O podsumowanie roku w wykonaniu szczecińskiej drużyny na łamach klubowych mediów poproszono Jarosława Mroczka.

- Myślę, że nie da się tego zamknąć w kilku słowach. Wiosną goniliśmy za naszymi marzeniami, docierając do finału Pucharu Polski. Nie chcę już rozdrapywać ran, natomiast nie da się nie pamiętać fantastycznych chwil bezpośrednio poprzedzających ten najważniejszy mecz i tysięcy granatowo-bordowych kibiców na Stadionie Narodowym w Warszawie. Po raz kolejny pokazaliście, że jesteście najlepsi w całej Polsce - docenił fanów prezes Pogoni.
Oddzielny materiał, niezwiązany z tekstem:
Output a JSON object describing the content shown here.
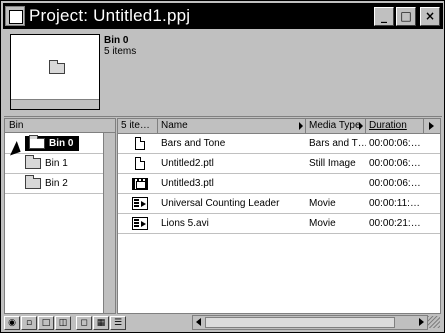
{
  "window": {
    "title": "Project: Untitled1.ppj",
    "controls": {
      "minimize": "_",
      "maximize": "□",
      "close": "×"
    }
  },
  "preview": {
    "bin_name": "Bin 0",
    "item_count": "5 items"
  },
  "bins_pane": {
    "header": "Bin",
    "items": [
      {
        "label": "Bin 0",
        "selected": true
      },
      {
        "label": "Bin 1",
        "selected": false
      },
      {
        "label": "Bin 2",
        "selected": false
      }
    ]
  },
  "items_pane": {
    "columns": [
      "5 ite…",
      "Name",
      "Media Type",
      "Duration"
    ],
    "rows": [
      {
        "icon": "document-icon",
        "name": "Bars and Tone",
        "type": "Bars and T…",
        "duration": "00:00:06:…"
      },
      {
        "icon": "document-icon",
        "name": "Untitled2.ptl",
        "type": "Still Image",
        "duration": "00:00:06:…"
      },
      {
        "icon": "filmstrip-icon",
        "name": "Untitled3.ptl",
        "type": "",
        "duration": "00:00:06:…"
      },
      {
        "icon": "movie-icon",
        "name": "Universal Counting Leader",
        "type": "Movie",
        "duration": "00:00:11:…"
      },
      {
        "icon": "movie-icon",
        "name": "Lions 5.avi",
        "type": "Movie",
        "duration": "00:00:21:…"
      }
    ]
  },
  "toolbar": {
    "buttons": [
      "find-icon",
      "new-bin-icon",
      "new-item-icon",
      "delete-icon",
      "icon-view-icon",
      "thumbnail-view-icon",
      "list-view-icon"
    ]
  }
}
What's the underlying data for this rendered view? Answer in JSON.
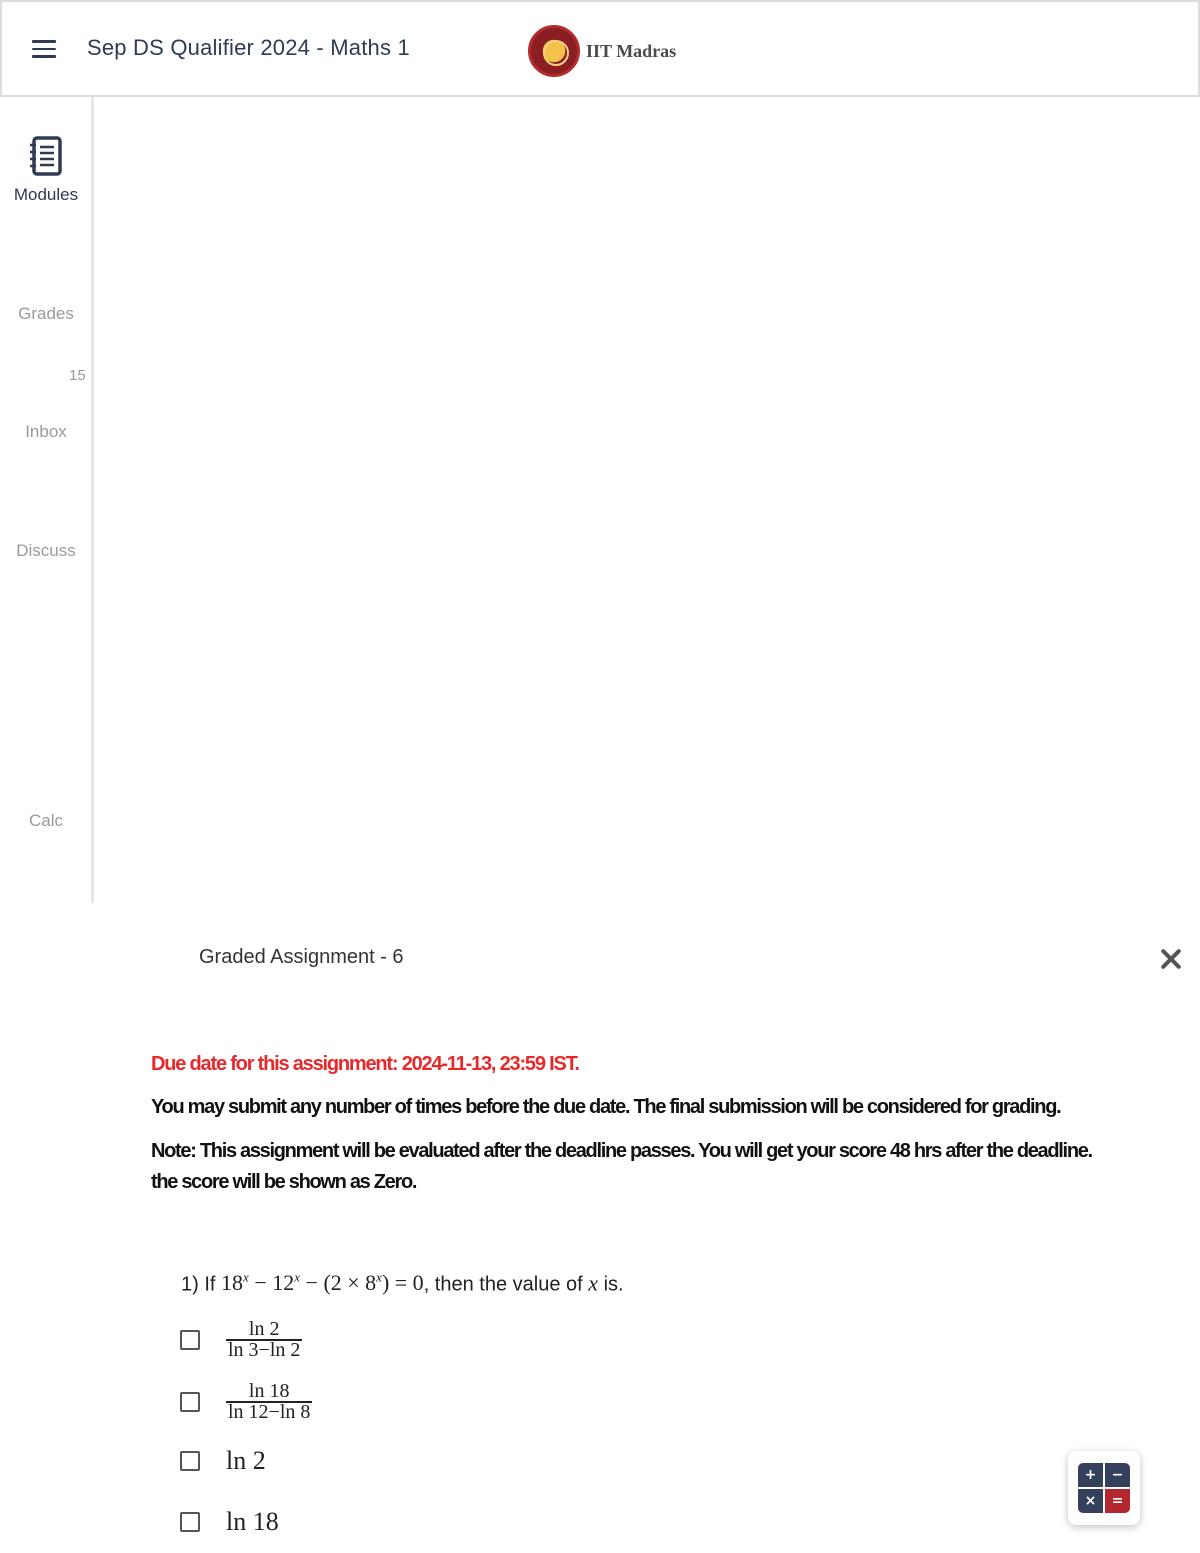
{
  "header": {
    "title": "Sep DS Qualifier 2024 - Maths 1",
    "logo_text": "IIT Madras",
    "menu_icon": "hamburger-menu-icon"
  },
  "sidebar": {
    "items": [
      {
        "label": "Modules",
        "icon": "notebook-icon",
        "active": true
      },
      {
        "label": "Grades",
        "active": false
      },
      {
        "label": "Inbox",
        "badge": "15",
        "active": false
      },
      {
        "label": "Discuss",
        "active": false
      },
      {
        "label": "Calc",
        "active": false
      }
    ]
  },
  "panel": {
    "title": "Graded Assignment - 6",
    "close_icon": "close-icon"
  },
  "notices": {
    "due": "Due date for this assignment: 2024-11-13, 23:59 IST.",
    "submit": "You may submit any number of times before the due date. The final submission will be considered for grading.",
    "note_line1": "Note: This assignment will be evaluated after the deadline passes. You will get your score 48 hrs after the deadline.",
    "note_line2": "the score will be shown as Zero."
  },
  "question": {
    "number": "1)",
    "prefix": "If",
    "equation": "18^x − 12^x − (2 × 8^x) = 0",
    "middle": ", then the value of",
    "variable": "x",
    "suffix": "is.",
    "options": [
      {
        "type": "fraction",
        "numerator": "ln 2",
        "denominator": "ln 3−ln 2"
      },
      {
        "type": "fraction",
        "numerator": "ln 18",
        "denominator": "ln 12−ln 8"
      },
      {
        "type": "text",
        "value": "ln 2"
      },
      {
        "type": "text",
        "value": "ln 18"
      }
    ]
  },
  "calculator": {
    "icon": "calculator-icon",
    "keys": [
      "+",
      "−",
      "×",
      "="
    ]
  },
  "colors": {
    "primary": "#2f3a55",
    "due_red": "#e8292c",
    "muted": "#9a9a9a",
    "calc_red": "#b3262d"
  }
}
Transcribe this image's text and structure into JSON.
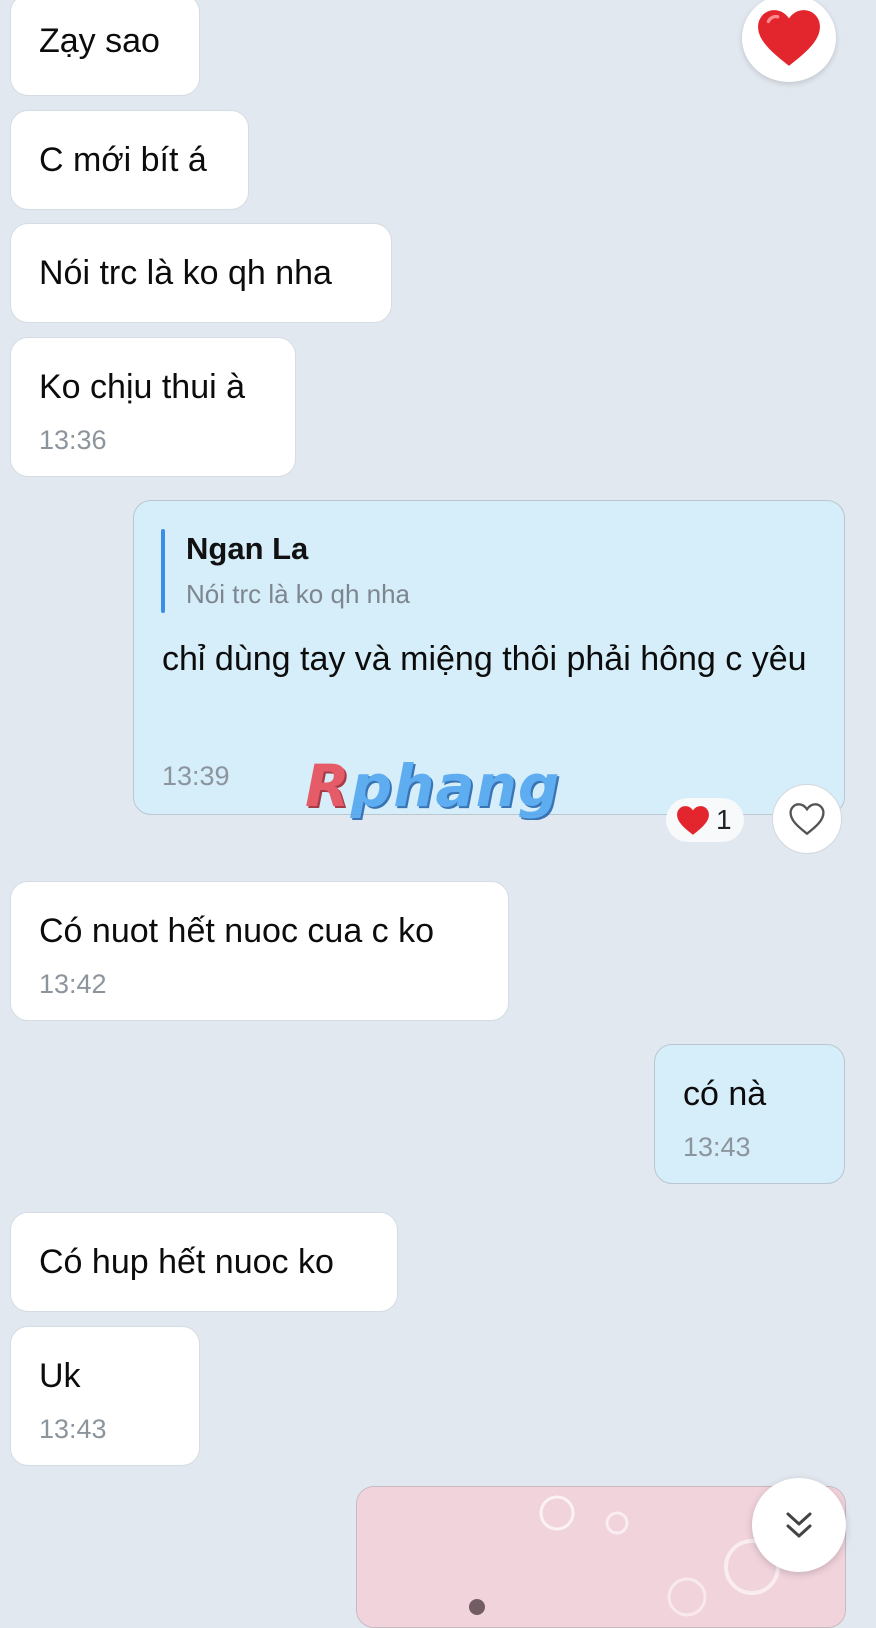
{
  "messages": [
    {
      "text": "Zạy sao"
    },
    {
      "text": "C mới bít á"
    },
    {
      "text": "Nói trc là ko qh nha"
    },
    {
      "text": "Ko chịu thui à",
      "time": "13:36"
    },
    {
      "reply_to": {
        "name": "Ngan La",
        "text": "Nói trc là ko qh nha"
      },
      "text": "chỉ dùng tay và miệng thôi phải hông c yêu",
      "time": "13:39"
    },
    {
      "text": "Có nuot hết nuoc cua c ko",
      "time": "13:42"
    },
    {
      "text": "có nà",
      "time": "13:43"
    },
    {
      "text": "Có hup hết nuoc ko"
    },
    {
      "text": "Uk",
      "time": "13:43"
    }
  ],
  "reaction": {
    "emoji": "❤",
    "count": "1"
  },
  "watermark": {
    "first": "R",
    "rest": "phang"
  },
  "icons": {
    "top_reaction": "heart-emoji-icon",
    "like_button": "heart-outline-icon",
    "scroll_down": "double-chevron-down-icon"
  },
  "colors": {
    "background": "#e2e8ef",
    "incoming_bubble": "#ffffff",
    "outgoing_bubble": "#d6edfa",
    "quote_bar": "#3a8ee6",
    "heart": "#e3262e"
  }
}
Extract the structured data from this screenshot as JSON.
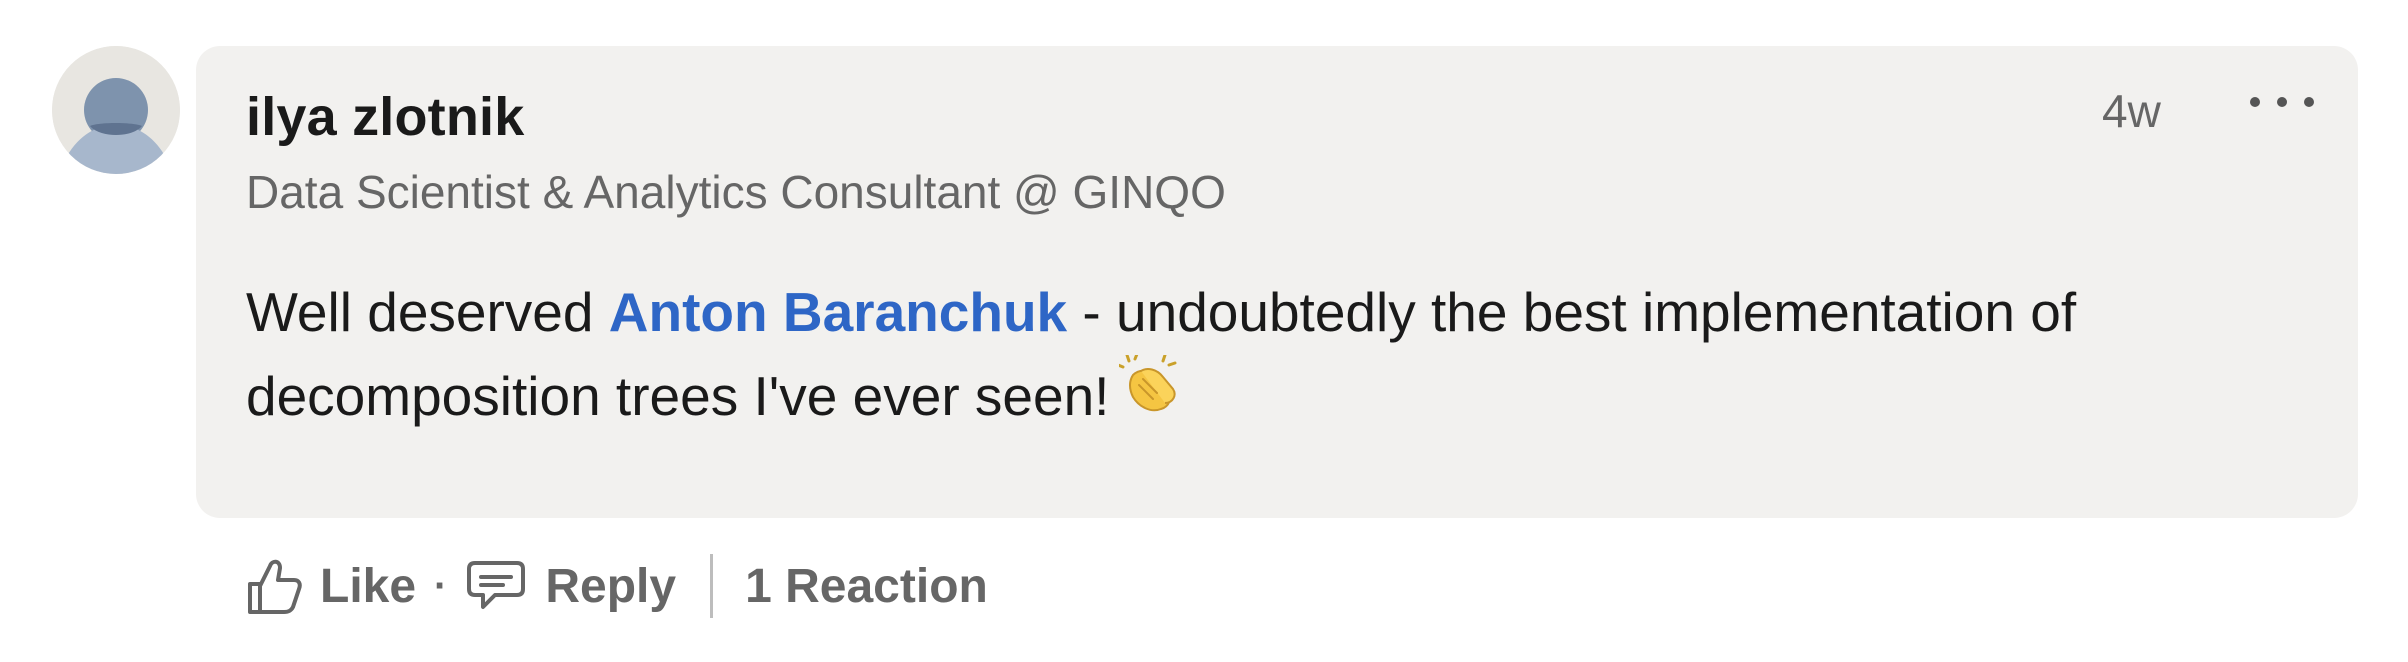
{
  "comment": {
    "author_name": "ilya zlotnik",
    "author_headline": "Data Scientist & Analytics Consultant @ GINQO",
    "timestamp": "4w",
    "text_before_mention": "Well deserved ",
    "mention": "Anton Baranchuk",
    "text_after_mention": " - undoubtedly the best implementation of decomposition trees I've ever seen!",
    "emoji": "clapping-hands"
  },
  "actions": {
    "like_label": "Like",
    "reply_label": "Reply",
    "reactions_label": "1 Reaction"
  },
  "colors": {
    "mention": "#2e66c6",
    "bubble": "#f2f1ef",
    "muted_text": "#666666"
  },
  "icons": [
    "avatar-placeholder",
    "more-options-icon",
    "like-thumb-icon",
    "reply-speech-icon",
    "clapping-hands-emoji"
  ]
}
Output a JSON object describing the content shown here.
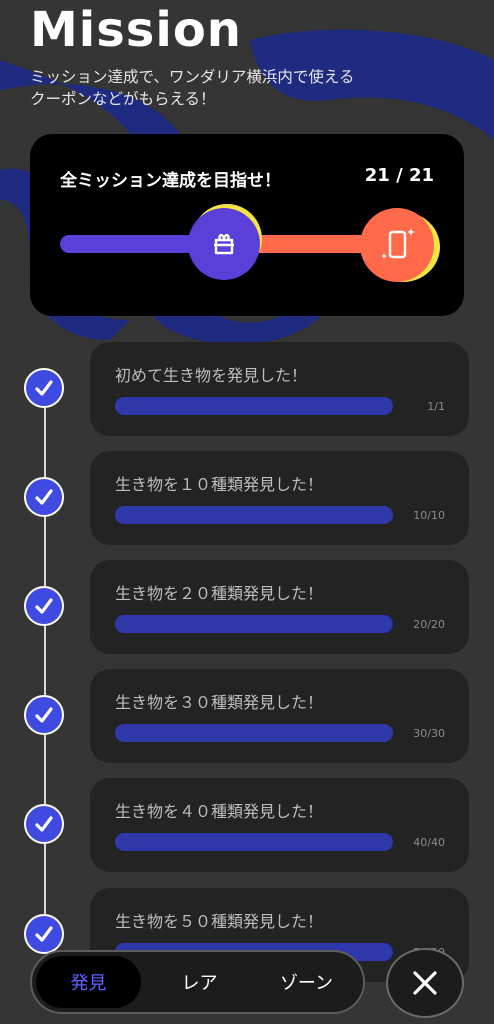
{
  "header": {
    "logo_text": "Mission",
    "subtitle_line1": "ミッション達成で、ワンダリア横浜内で使える",
    "subtitle_line2": "クーポンなどがもらえる！"
  },
  "summary_card": {
    "title": "全ミッション達成を目指せ！",
    "count": "21 / 21",
    "progress_fraction": 1.0,
    "milestone_icon": "gift-box-icon",
    "reward_icon": "smartphone-icon"
  },
  "missions": [
    {
      "label": "初めて生き物を発見した！",
      "progress": "1/1",
      "completed": true
    },
    {
      "label": "生き物を１０種類発見した！",
      "progress": "10/10",
      "completed": true
    },
    {
      "label": "生き物を２０種類発見した！",
      "progress": "20/20",
      "completed": true
    },
    {
      "label": "生き物を３０種類発見した！",
      "progress": "30/30",
      "completed": true
    },
    {
      "label": "生き物を４０種類発見した！",
      "progress": "40/40",
      "completed": true
    },
    {
      "label": "生き物を５０種類発見した！",
      "progress": "50/50",
      "completed": true
    }
  ],
  "bottom_nav": {
    "tabs": [
      {
        "label": "発見",
        "active": true
      },
      {
        "label": "レア",
        "active": false
      },
      {
        "label": "ゾーン",
        "active": false
      }
    ],
    "close_icon": "close-icon"
  },
  "colors": {
    "accent_purple": "#5a3fd8",
    "accent_orange": "#ff6a4a",
    "accent_yellow": "#f4e542",
    "bar_blue": "#2e38a8",
    "check_blue": "#3f4ae0",
    "active_tab_text": "#5b62ff"
  }
}
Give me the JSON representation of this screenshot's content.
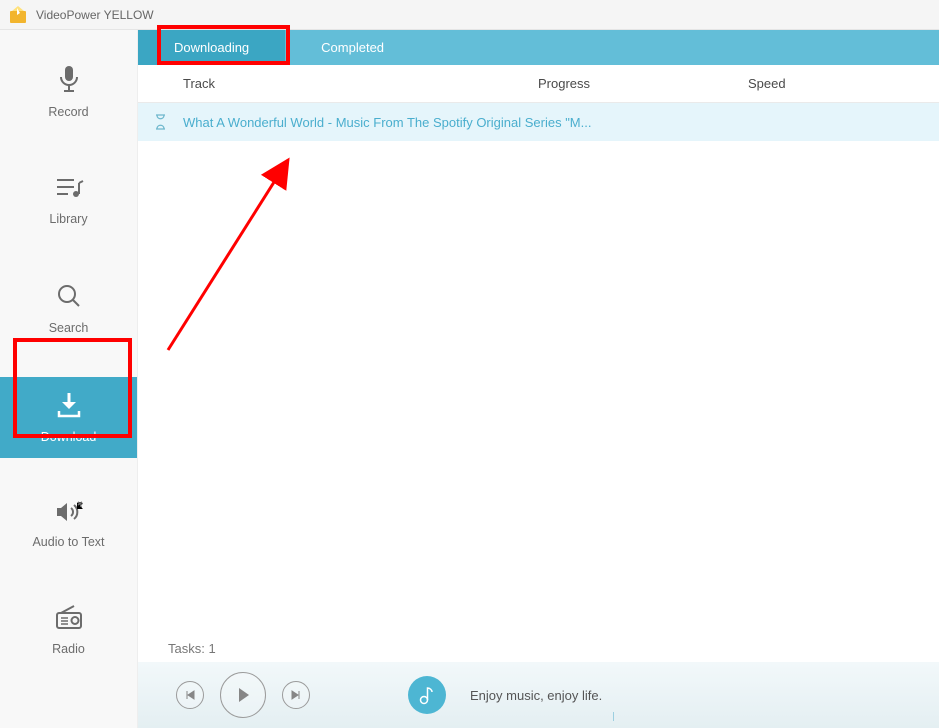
{
  "app": {
    "title": "VideoPower YELLOW"
  },
  "sidebar": {
    "items": [
      {
        "label": "Record"
      },
      {
        "label": "Library"
      },
      {
        "label": "Search"
      },
      {
        "label": "Download"
      },
      {
        "label": "Audio to Text"
      },
      {
        "label": "Radio"
      }
    ]
  },
  "tabs": {
    "downloading": "Downloading",
    "completed": "Completed"
  },
  "columns": {
    "track": "Track",
    "progress": "Progress",
    "speed": "Speed"
  },
  "tracks": [
    {
      "title": "What A Wonderful World - Music From The Spotify Original Series \"M..."
    }
  ],
  "tasks_label": "Tasks: 1",
  "player": {
    "tagline": "Enjoy music, enjoy life."
  }
}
- Obecnie mam wrażenie, że wszyscy przekuwamy to niespełnienie, które w nas siedzi, w głód tego, by ponownie być 2 maja w Warszawie. Do tego jeszcze dwa kroki, ale gdy widziałem, z jaką energią drużyna grała w 1/8 finału z Zagłębiem Lubin, to nie mam wątpliwości, że jest w stanie znów dotrzeć do finału. Bardzo ważne jest to, że o półfinał zagramy u siebie, wierzę, że przy pełnych trybunach, które jak zwykle będą mocno pomagać drużynie - dodał.

Mroczek skomentował również doniesienia odnośnie negocjacji, jakie działacze prowadzą w sprawie sprzedaży klubu. Prezes potwierdził, że rozmowy są na zaawansowanym etapie.

- Absolutnie się nie dziwię, sami przecież od pewnego czasu o tym mówimy. Oczywiście, dopóki nic się nie wydarzy, nie mogę powiedzieć nic konkretnego. Poza tym, że prowadzimy zaawansowane rozmowy z bardzo poważnymi partnerami. W tej materii musieliśmy i musimy być bardzo ostrożni i delikatni. Pokazuje to chociażby przykład z drugiej połowy tego roku, kiedy po tym, jak pewne informacje przedostały się do przestrzeni medialnej, musieliśmy reagować i komentować różne rewelacje - przyznał.

- Czujemy odpowiedzialność za Pogoń Szczecin, dlatego też musimy być absolutnie pewni co do zamiarów, ale i możliwości naszego potencjalnego inwestora. Musi to być podmiot, który będzie mógł rozwijać klub, wznieść go na kolejny poziom. Wiem, że kibice bardzo wyczekują dobrych wieści w tym obszarze i mogę obiecać, że podzielimy się informacjami, gdy tylko będziemy mogli. Z drugiej strony proszę też o cierpliwość, bo to naprawdę zaawansowane procesy, które wymagają czasu, na szczęście już nie tak długiego. Nadmierny pośpiech mógłby spowodować bardzo złe w skutkach decyzje - wyjaśnił.

Według medialnych informacji przejęciem Pogoni zainteresowany jest kanadyjski milioner Alex Haditaghi. Cała operacja miałaby wynieść 20 milionów euro, a nowy właściciel snuje plany związane z umiejscowieniem zespołu na stałe w ligowej czołówce, co umożliwiłoby regularną grę w europejskich pucharach.